The Kilkenny management were looking specifically for players who could move around, and Lyng and Tennyson fitted that description. "These two can play in the forwards or the backs. More than anything this year we didn't want to box players into one position. We wanted players that could play in two or three positions and these are players like that. That's probably a move away from the traditional Kilkenny player.
"But when you have players that haven't made it yet, they will play under any conditions to wear the black and amber and these players saw the league as their big chance, and that's why they're in there now. We may make some small adjustments during the championship but as of now that's the best midfield pairing we've got."
The assumption that Kilkenny can just churn out such players at will though, is not quite true, says Skehan.

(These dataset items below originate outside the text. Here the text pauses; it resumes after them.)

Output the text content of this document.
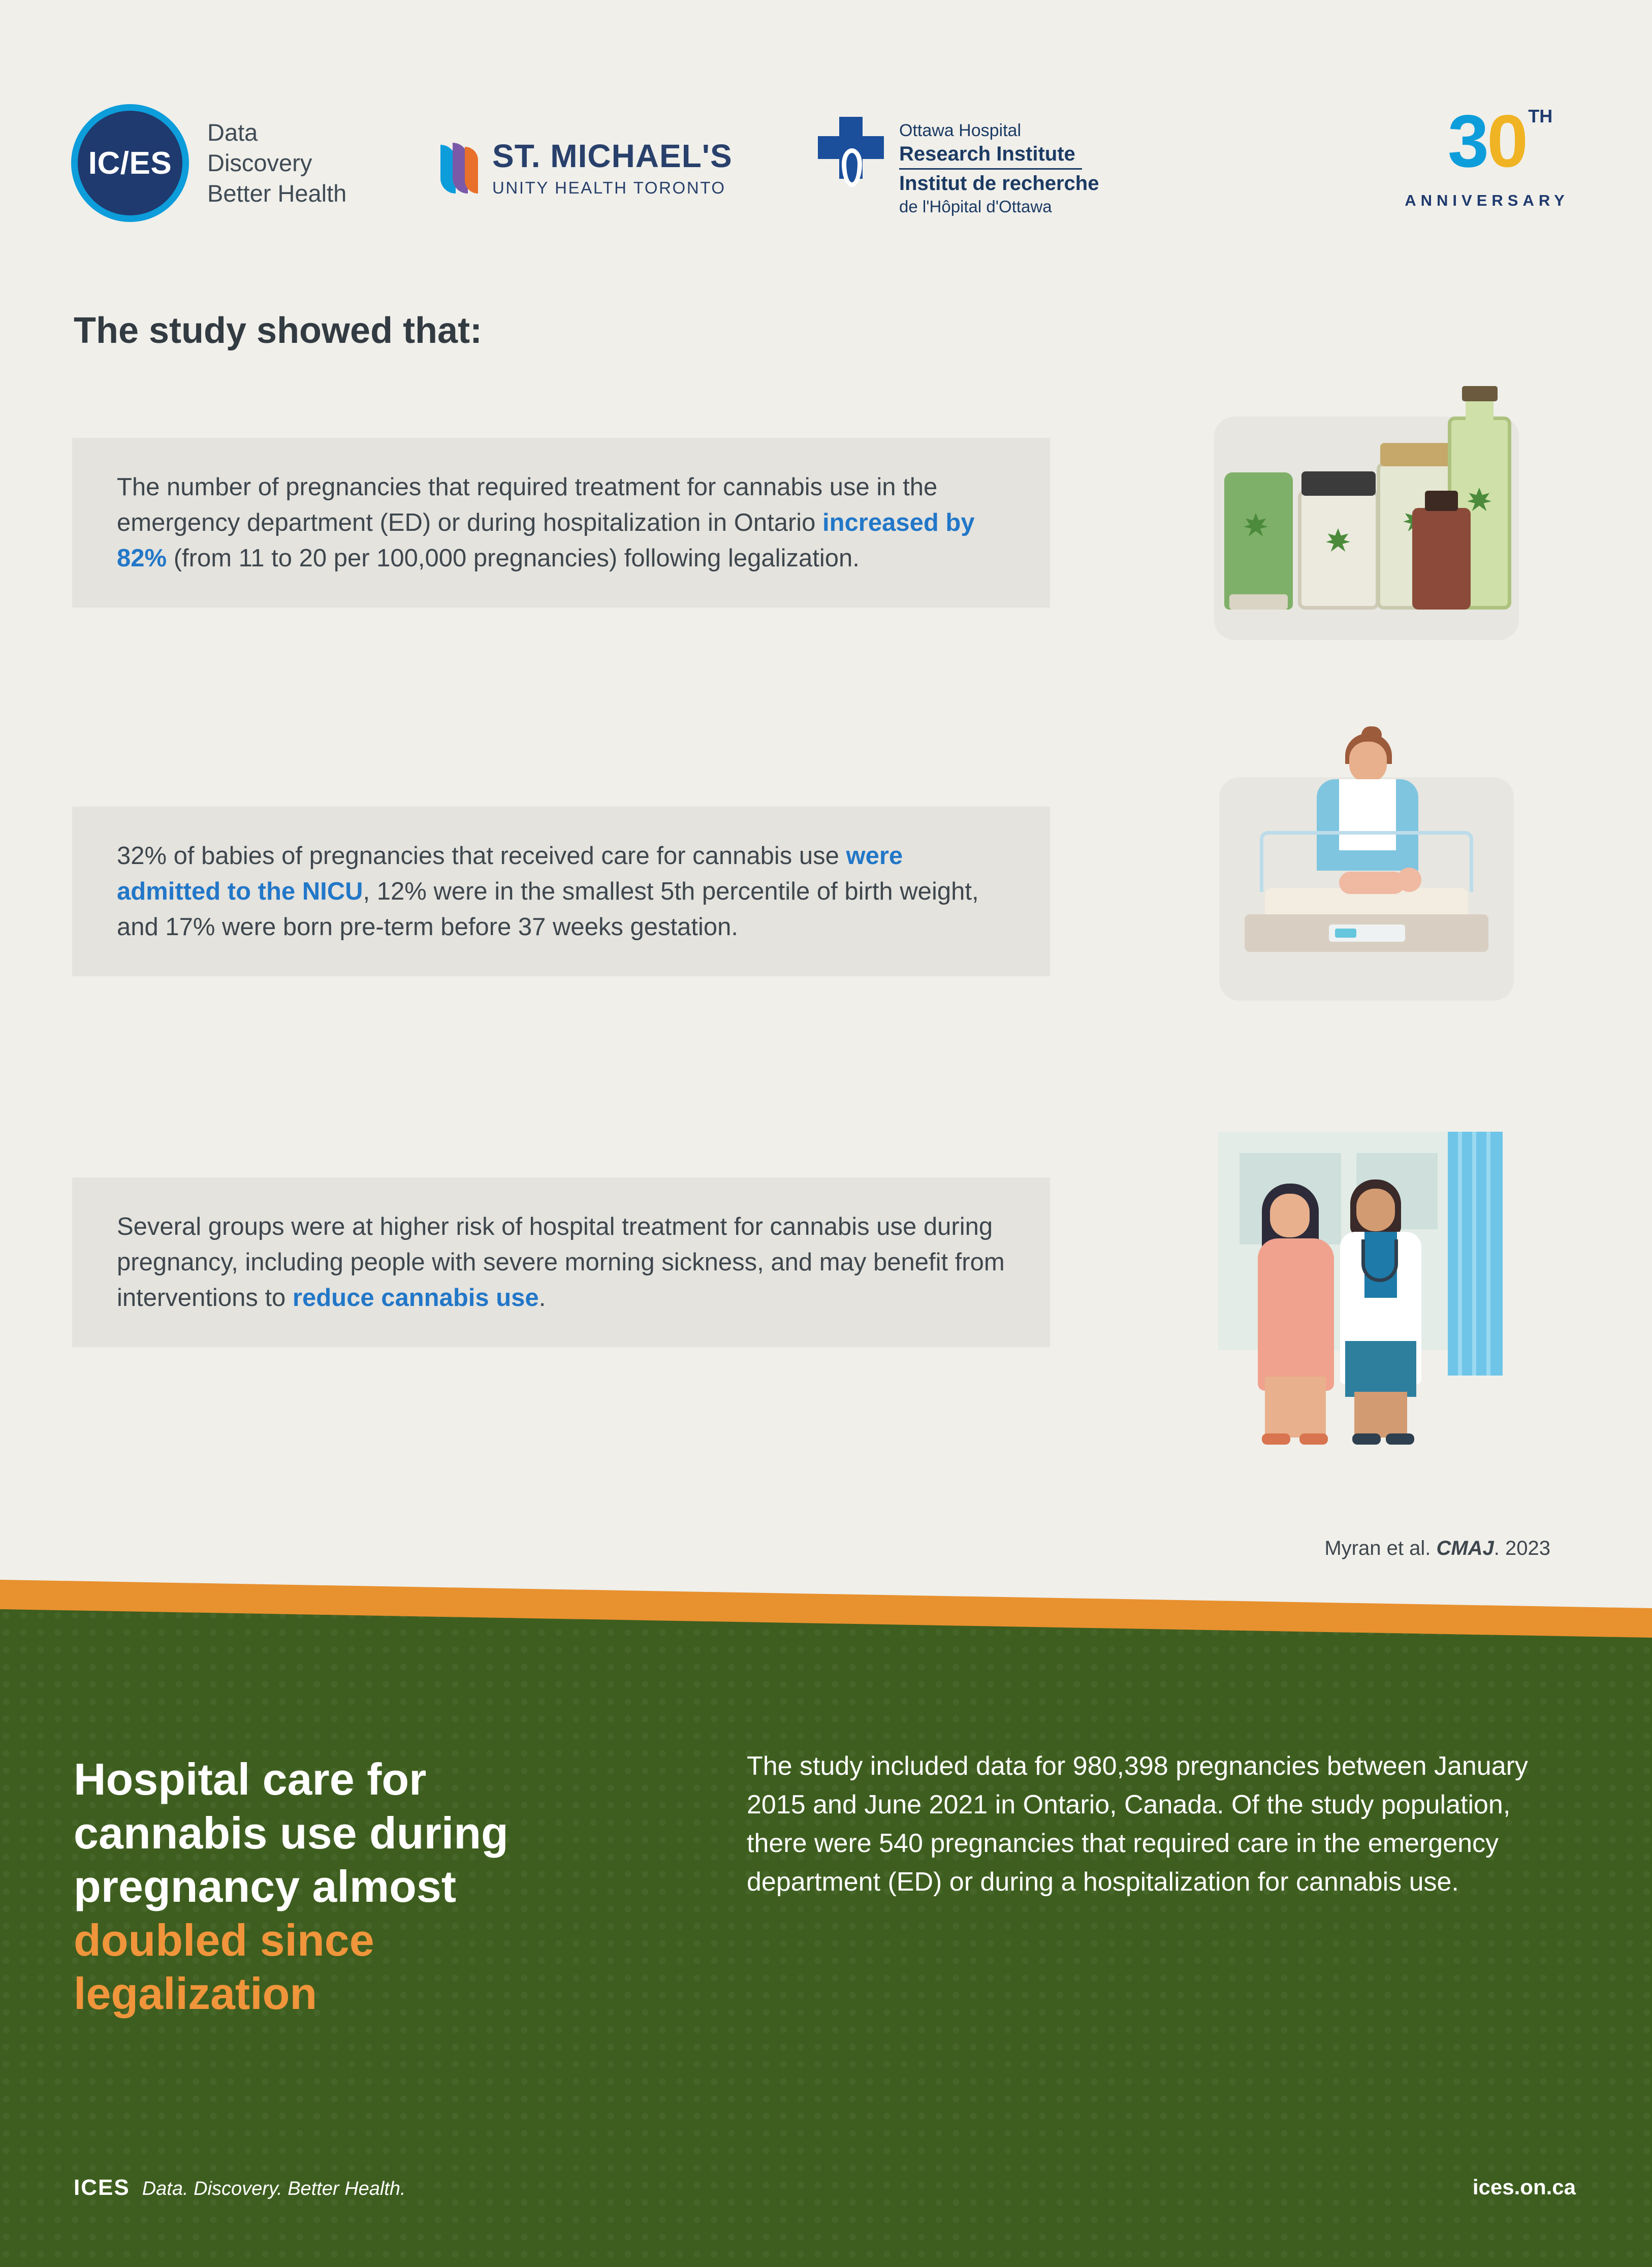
IC/ES
Data
Discovery
Better Health
ST. MICHAEL'S
UNITY HEALTH TORONTO
Ottawa Hospital
Research Institute
Institut de recherche
de l'Hôpital d'Ottawa
30 TH
ANNIVERSARY
The study showed that:
The number of pregnancies that required treatment for cannabis use in the emergency department (ED) or during hospitalization in Ontario increased by 82% (from 11 to 20 per 100,000 pregnancies) following legalization.
32% of babies of pregnancies that received care for cannabis use were admitted to the NICU, 12% were in the smallest 5th percentile of birth weight, and 17% were born pre-term before 37 weeks gestation.
Several groups were at higher risk of hospital treatment for cannabis use during pregnancy, including people with severe morning sickness, and may benefit from interventions to reduce cannabis use.
Myran et al. CMAJ. 2023
Hospital care for
cannabis use during
pregnancy almost
doubled since
legalization
The study included data for 980,398 pregnancies between January 2015 and June 2021 in Ontario, Canada. Of the study population, there were 540 pregnancies that required care in the emergency department (ED) or during a hospitalization for cannabis use.
ICES Data. Discovery. Better Health.	ices.on.ca
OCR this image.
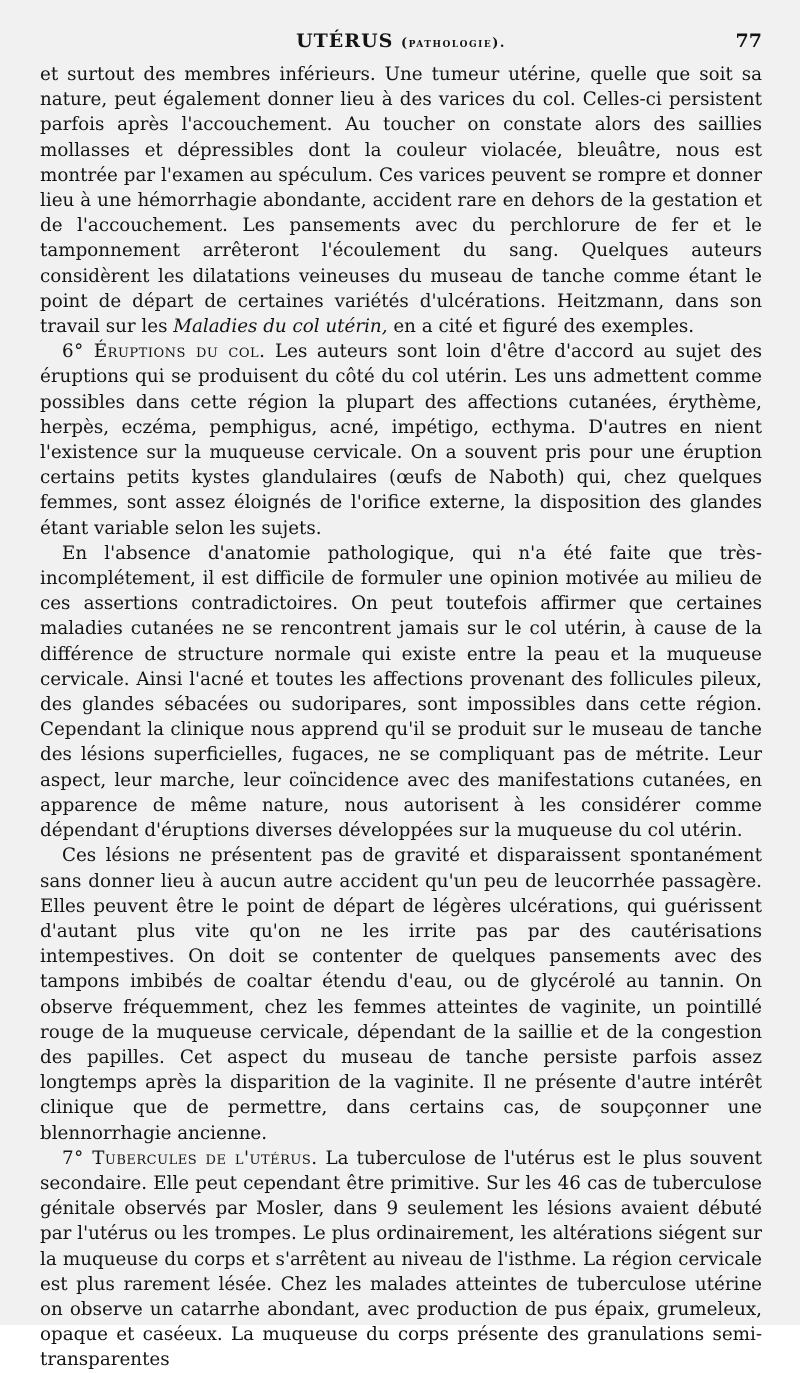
UTÉRUS (pathologie).	77

et surtout des membres inférieurs. Une tumeur utérine, quelle que soit sa nature, peut également donner lieu à des varices du col. Celles-ci persistent parfois après l'accouchement. Au toucher on constate alors des saillies mollasses et dépressibles dont la couleur violacée, bleuâtre, nous est montrée par l'examen au spéculum. Ces varices peuvent se rompre et donner lieu à une hémorrhagie abondante, accident rare en dehors de la gestation et de l'accouchement. Les pansements avec du perchlorure de fer et le tamponnement arrêteront l'écoulement du sang. Quelques auteurs considèrent les dilatations veineuses du museau de tanche comme étant le point de départ de certaines variétés d'ulcérations. Heitzmann, dans son travail sur les Maladies du col utérin, en a cité et figuré des exemples.

6° Éruptions du col. Les auteurs sont loin d'être d'accord au sujet des éruptions qui se produisent du côté du col utérin. Les uns admettent comme possibles dans cette région la plupart des affections cutanées, érythème, herpès, eczéma, pemphigus, acné, impétigo, ecthyma. D'autres en nient l'existence sur la muqueuse cervicale. On a souvent pris pour une éruption certains petits kystes glandulaires (œufs de Naboth) qui, chez quelques femmes, sont assez éloignés de l'orifice externe, la disposition des glandes étant variable selon les sujets.

En l'absence d'anatomie pathologique, qui n'a été faite que très-incomplétement, il est difficile de formuler une opinion motivée au milieu de ces assertions contradictoires. On peut toutefois affirmer que certaines maladies cutanées ne se rencontrent jamais sur le col utérin, à cause de la différence de structure normale qui existe entre la peau et la muqueuse cervicale. Ainsi l'acné et toutes les affections provenant des follicules pileux, des glandes sébacées ou sudoripares, sont impossibles dans cette région. Cependant la clinique nous apprend qu'il se produit sur le museau de tanche des lésions superficielles, fugaces, ne se compliquant pas de métrite. Leur aspect, leur marche, leur coïncidence avec des manifestations cutanées, en apparence de même nature, nous autorisent à les considérer comme dépendant d'éruptions diverses développées sur la muqueuse du col utérin.

Ces lésions ne présentent pas de gravité et disparaissent spontanément sans donner lieu à aucun autre accident qu'un peu de leucorrhée passagère. Elles peuvent être le point de départ de légères ulcérations, qui guérissent d'autant plus vite qu'on ne les irrite pas par des cautérisations intempestives. On doit se contenter de quelques pansements avec des tampons imbibés de coaltar étendu d'eau, ou de glycérolé au tannin. On observe fréquemment, chez les femmes atteintes de vaginite, un pointillé rouge de la muqueuse cervicale, dépendant de la saillie et de la congestion des papilles. Cet aspect du museau de tanche persiste parfois assez longtemps après la disparition de la vaginite. Il ne présente d'autre intérêt clinique que de permettre, dans certains cas, de soupçonner une blennorrhagie ancienne.

7° Tubercules de l'utérus. La tuberculose de l'utérus est le plus souvent secondaire. Elle peut cependant être primitive. Sur les 46 cas de tuberculose génitale observés par Mosler, dans 9 seulement les lésions avaient débuté par l'utérus ou les trompes. Le plus ordinairement, les altérations siégent sur la muqueuse du corps et s'arrêtent au niveau de l'isthme. La région cervicale est plus rarement lésée. Chez les malades atteintes de tuberculose utérine on observe un catarrhe abondant, avec production de pus épaix, grumeleux, opaque et caséeux. La muqueuse du corps présente des granulations semi-transparentes
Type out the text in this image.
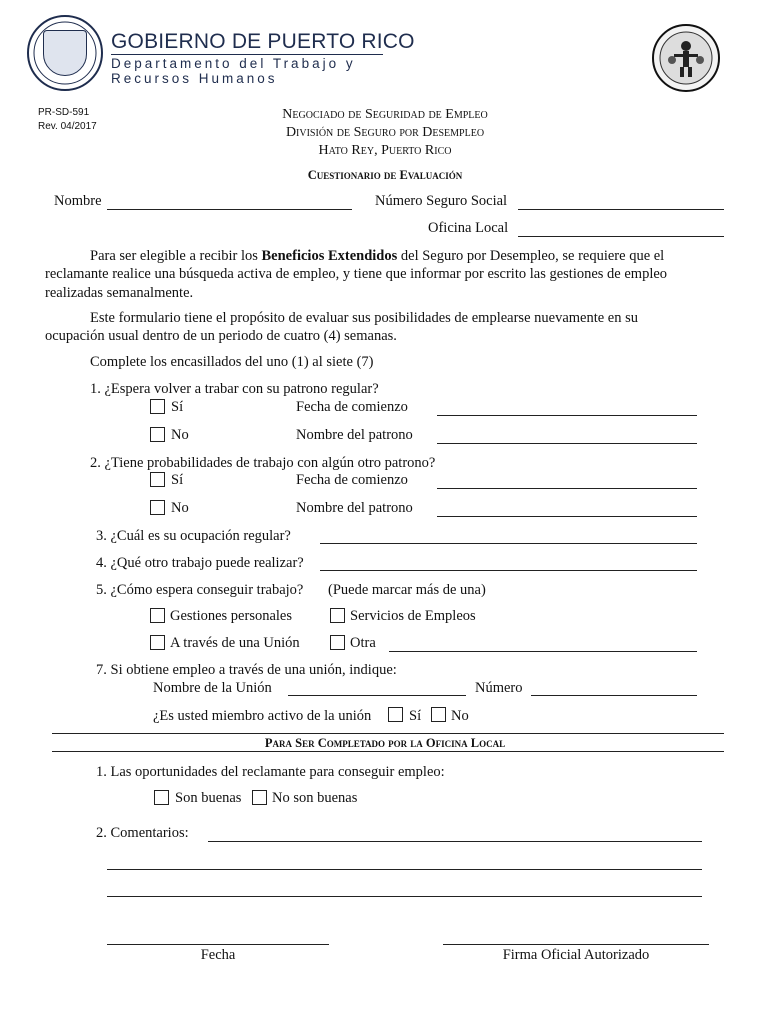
GOBIERNO DE PUERTO RICO
Departamento del Trabajo y
Recursos Humanos
PR-SD-591
Rev. 04/2017
Negociado de Seguridad de Empleo
División de Seguro por Desempleo
Hato Rey, Puerto Rico
Cuestionario de Evaluación
Nombre	Número Seguro Social
Oficina Local
Para ser elegible a recibir los Beneficios Extendidos del Seguro por Desempleo, se requiere que el
reclamante realice una búsqueda activa de empleo, y tiene que informar por escrito las gestiones de empleo
realizadas semanalmente.
Este formulario tiene el propósito de evaluar sus posibilidades de emplearse nuevamente en su
ocupación usual dentro de un periodo de cuatro (4) semanas.
Complete los encasillados del uno (1) al siete (7)
1. ¿Espera volver a trabar con su patrono regular?
Sí	Fecha de comienzo
No	Nombre del patrono
2. ¿Tiene probabilidades de trabajo con algún otro patrono?
Sí	Fecha de comienzo
No	Nombre del patrono
3. ¿Cuál es su ocupación regular?
4. ¿Qué otro trabajo puede realizar?
5. ¿Cómo espera conseguir trabajo? (Puede marcar más de una)
Gestiones personales	Servicios de Empleos
A través de una Unión	Otra
7. Si obtiene empleo a través de una unión, indique:
Nombre de la Unión	Número
¿Es usted miembro activo de la unión	Sí No
Para Ser Completado por la Oficina Local
1. Las oportunidades del reclamante para conseguir empleo:
Son buenas No son buenas
2. Comentarios:
Fecha	Firma Oficial Autorizado
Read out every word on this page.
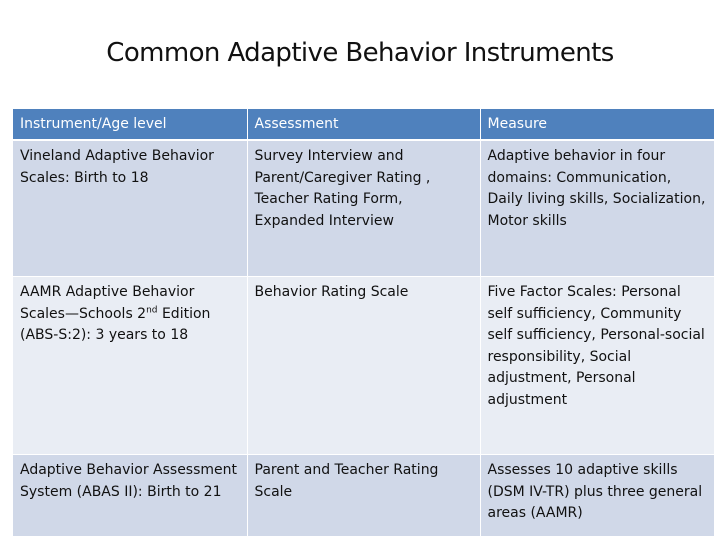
Common Adaptive Behavior Instruments
Instrument/Age level	Assessment	Measure
Vineland Adaptive Behavior Scales: Birth to 18	Survey Interview and Parent/Caregiver Rating , Teacher Rating Form, Expanded Interview	Adaptive behavior in four domains: Communication, Daily living skills, Socialization, Motor skills
AAMR Adaptive Behavior Scales—Schools 2nd Edition (ABS-S:2): 3 years to 18	Behavior Rating Scale	Five Factor Scales: Personal self sufficiency, Community self sufficiency, Personal-social responsibility, Social adjustment, Personal adjustment
Adaptive Behavior Assessment System (ABAS II): Birth to 21	Parent and Teacher Rating Scale	Assesses 10 adaptive skills (DSM IV-TR) plus three general areas (AAMR)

It did take a bit of digging around to uncover the new talent.
"We ended up bringing in 10 new players, but we played six or seven challenge games before Christmas to find them, and played a lot of new players in different positions. We didn't want to nail players down into one position either."
The current team shows that the policy has paid off. "We have JJ Delaney gone out to wing half, Philly Larkin gone back to the corner, and Stephen Grehan played the last two matches at corner forward."
The trio of Charlie Carter, John Power and Eamonn Kennedy are back training with the panel on a regular basis, close now to full fitness and back in the reckoning for the championship places.
DJ Carey remains the only notable absentee from training: "With DJ it's different because he's under medical supervision and his neck is still troubling him. He had a run-out with Gowran and we are in contact with him the whole time, but there's nothing he can do for the moment."